Stephenson appears to be making a habit of hitting two levels per season. He signed too late to appear in 2011, but split the 2012 season between rookie ball and Lo-A, totaling 72 strikeouts in 65 innings pitched against only 23 walks. While he experienced a bit of an adjustment period upon his midseason promotion to Lo-A Dayton (lower K/9, higher BB/9, much higher H/9), Stephenson appeared to have ironed out all those issues by the time 2013 rolled around. In 77 Hi-A innings this year Stephenson punched out 96 batters, good for an 31% K% against a meager 20 walks (6.5 BB%). Since being promoted to Hi-A Bakersfield in the California League, Stephenson might have been even better. While his K% has taken a slight dip to 26.5%, he's walking a minute 2.4% of batters faced, and currently has a 3.25 FIP in a league that offers few respites for pitchers. When a pitcher has a fastball as extreme as Stephenson's, the question always remains whether they're simply overpowering weaker hitters. This question will be answered as Stephenson moves through the system, but it's clear that Stephenson can hold his own, even in the harshest of environs.
Stuff wise, it's hard to top what Stephenson can bring to the table. The fastball grades out as a future 80 (!). It's got premium velocity and can touch triple digits. It does flatten out at higher velos, but shows excellent life when it sits in the mid 90s. He gets good plane on the ball thanks to a high arm slot. Stephenson controls the pitch well but could stand to sharpen his command. He throws strikes, but the goal is quality strikes and he will occasionally get hit harder than he should because he leaves the ball where he shouldn't within the zone. He holds his velocity deep into games as well. Stephenson's curveball was coming around during his senior season and has continued it's progress in his time as a pro. It clocks in the the low to mid 80s, showing tight spin when it's on. He will still hang plenty of these, but when the pitch is on, it's not fair to Hi-A batters. Stephenson's third pitch is a hard change up that should arrive in the mid 80s but is often too firm, not showing enough separation from the fastball and losing any movement. It lags behind his curveball at the moment but there's promise here, as it's more than just a show me pitch. He can show a feel for it at times, and when he does there is solid movement. It's unlikely to be more than an average pitch down the road, but given his other offerings, he might not need it to be. Stephenson has great athleticism which helps him repeat his mechanics and allows him to find the strikezone more often than not.
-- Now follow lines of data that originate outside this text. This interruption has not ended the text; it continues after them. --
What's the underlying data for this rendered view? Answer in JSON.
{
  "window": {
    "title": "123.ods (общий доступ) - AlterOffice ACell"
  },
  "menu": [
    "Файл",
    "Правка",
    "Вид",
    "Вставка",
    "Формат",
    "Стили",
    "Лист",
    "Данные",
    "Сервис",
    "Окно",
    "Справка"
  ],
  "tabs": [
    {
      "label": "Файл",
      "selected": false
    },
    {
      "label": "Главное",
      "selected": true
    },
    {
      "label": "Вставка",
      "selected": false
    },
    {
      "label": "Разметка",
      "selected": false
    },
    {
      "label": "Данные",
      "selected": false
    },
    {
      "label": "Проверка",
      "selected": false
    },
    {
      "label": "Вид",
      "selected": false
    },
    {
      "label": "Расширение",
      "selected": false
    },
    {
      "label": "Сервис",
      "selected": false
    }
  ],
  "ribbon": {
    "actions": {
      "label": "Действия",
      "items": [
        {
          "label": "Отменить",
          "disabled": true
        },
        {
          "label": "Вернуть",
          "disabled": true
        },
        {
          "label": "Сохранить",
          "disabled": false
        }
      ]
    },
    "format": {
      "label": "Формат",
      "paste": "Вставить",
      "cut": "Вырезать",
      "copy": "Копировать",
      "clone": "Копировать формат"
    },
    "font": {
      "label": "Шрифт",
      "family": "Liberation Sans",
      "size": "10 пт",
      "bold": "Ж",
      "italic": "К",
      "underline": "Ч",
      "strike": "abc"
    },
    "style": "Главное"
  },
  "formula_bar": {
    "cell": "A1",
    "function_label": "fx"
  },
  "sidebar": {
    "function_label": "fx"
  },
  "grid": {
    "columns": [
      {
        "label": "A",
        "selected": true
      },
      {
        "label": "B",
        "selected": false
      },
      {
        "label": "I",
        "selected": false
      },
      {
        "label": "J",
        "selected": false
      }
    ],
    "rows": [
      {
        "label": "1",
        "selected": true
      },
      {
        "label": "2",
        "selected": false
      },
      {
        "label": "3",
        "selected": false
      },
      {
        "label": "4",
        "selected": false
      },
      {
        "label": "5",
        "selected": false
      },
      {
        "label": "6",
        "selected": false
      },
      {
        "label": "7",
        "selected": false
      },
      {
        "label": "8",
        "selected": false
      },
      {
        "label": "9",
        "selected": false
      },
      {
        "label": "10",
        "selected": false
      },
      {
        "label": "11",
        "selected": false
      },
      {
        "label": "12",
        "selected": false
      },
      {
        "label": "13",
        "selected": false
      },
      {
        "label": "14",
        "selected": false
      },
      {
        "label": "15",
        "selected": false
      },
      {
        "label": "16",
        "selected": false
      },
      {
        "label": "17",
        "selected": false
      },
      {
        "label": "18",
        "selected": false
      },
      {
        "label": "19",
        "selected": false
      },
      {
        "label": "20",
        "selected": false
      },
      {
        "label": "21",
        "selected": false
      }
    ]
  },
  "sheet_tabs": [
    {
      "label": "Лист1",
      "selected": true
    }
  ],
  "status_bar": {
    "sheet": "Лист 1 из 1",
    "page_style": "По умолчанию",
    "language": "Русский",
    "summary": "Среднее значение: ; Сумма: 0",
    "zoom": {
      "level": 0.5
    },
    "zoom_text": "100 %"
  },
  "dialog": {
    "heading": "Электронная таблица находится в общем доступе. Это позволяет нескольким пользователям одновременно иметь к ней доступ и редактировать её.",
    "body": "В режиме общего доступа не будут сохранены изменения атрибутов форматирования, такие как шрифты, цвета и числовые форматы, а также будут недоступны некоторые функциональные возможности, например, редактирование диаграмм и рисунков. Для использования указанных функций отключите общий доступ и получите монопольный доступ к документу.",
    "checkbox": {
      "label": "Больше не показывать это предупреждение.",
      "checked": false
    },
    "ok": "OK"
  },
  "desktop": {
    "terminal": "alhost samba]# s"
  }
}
To take another step forward, Stephenson will have to show better command and the ability to put the ball where he wants it within the strikezone, instead of just living off his stuff.
With all the makings of the top of a rotation starter, beginning with that prodigious fastball, it's tempting to call Stephenson an ace in the making. In reality though, we would have to see a step forward in his curveball, and maybe even his change up, along with improvement in command before he gets that moniker. That said, I'm not here to denigrate Stephenson. On the contrary, I think he profiles as a solid number two starter and someone who will pitch at the top of a major league rotation. Number one pitchers are rare breeds, indeed, and having a guy like Stephenson to front a rotation is a fine situation to be in. If he continues at his current pace (two levels per season), Stephenson would reach Cincinnati by mid 2016. I think the Reds might push him a little bit ahead of that schedule, meaning a late 2015 or early 2016 arrival. He's already moving up prospect lists, so if you were lucky enough to bag him (as I was) early this season, you could flip him for a nice profit. That said, if you can acquire him before the trade deadline in your league I think he sees an even bigger surge in value when top 100 lists come out in the offseason, as he could rank in the top 30 of prospects on some lists.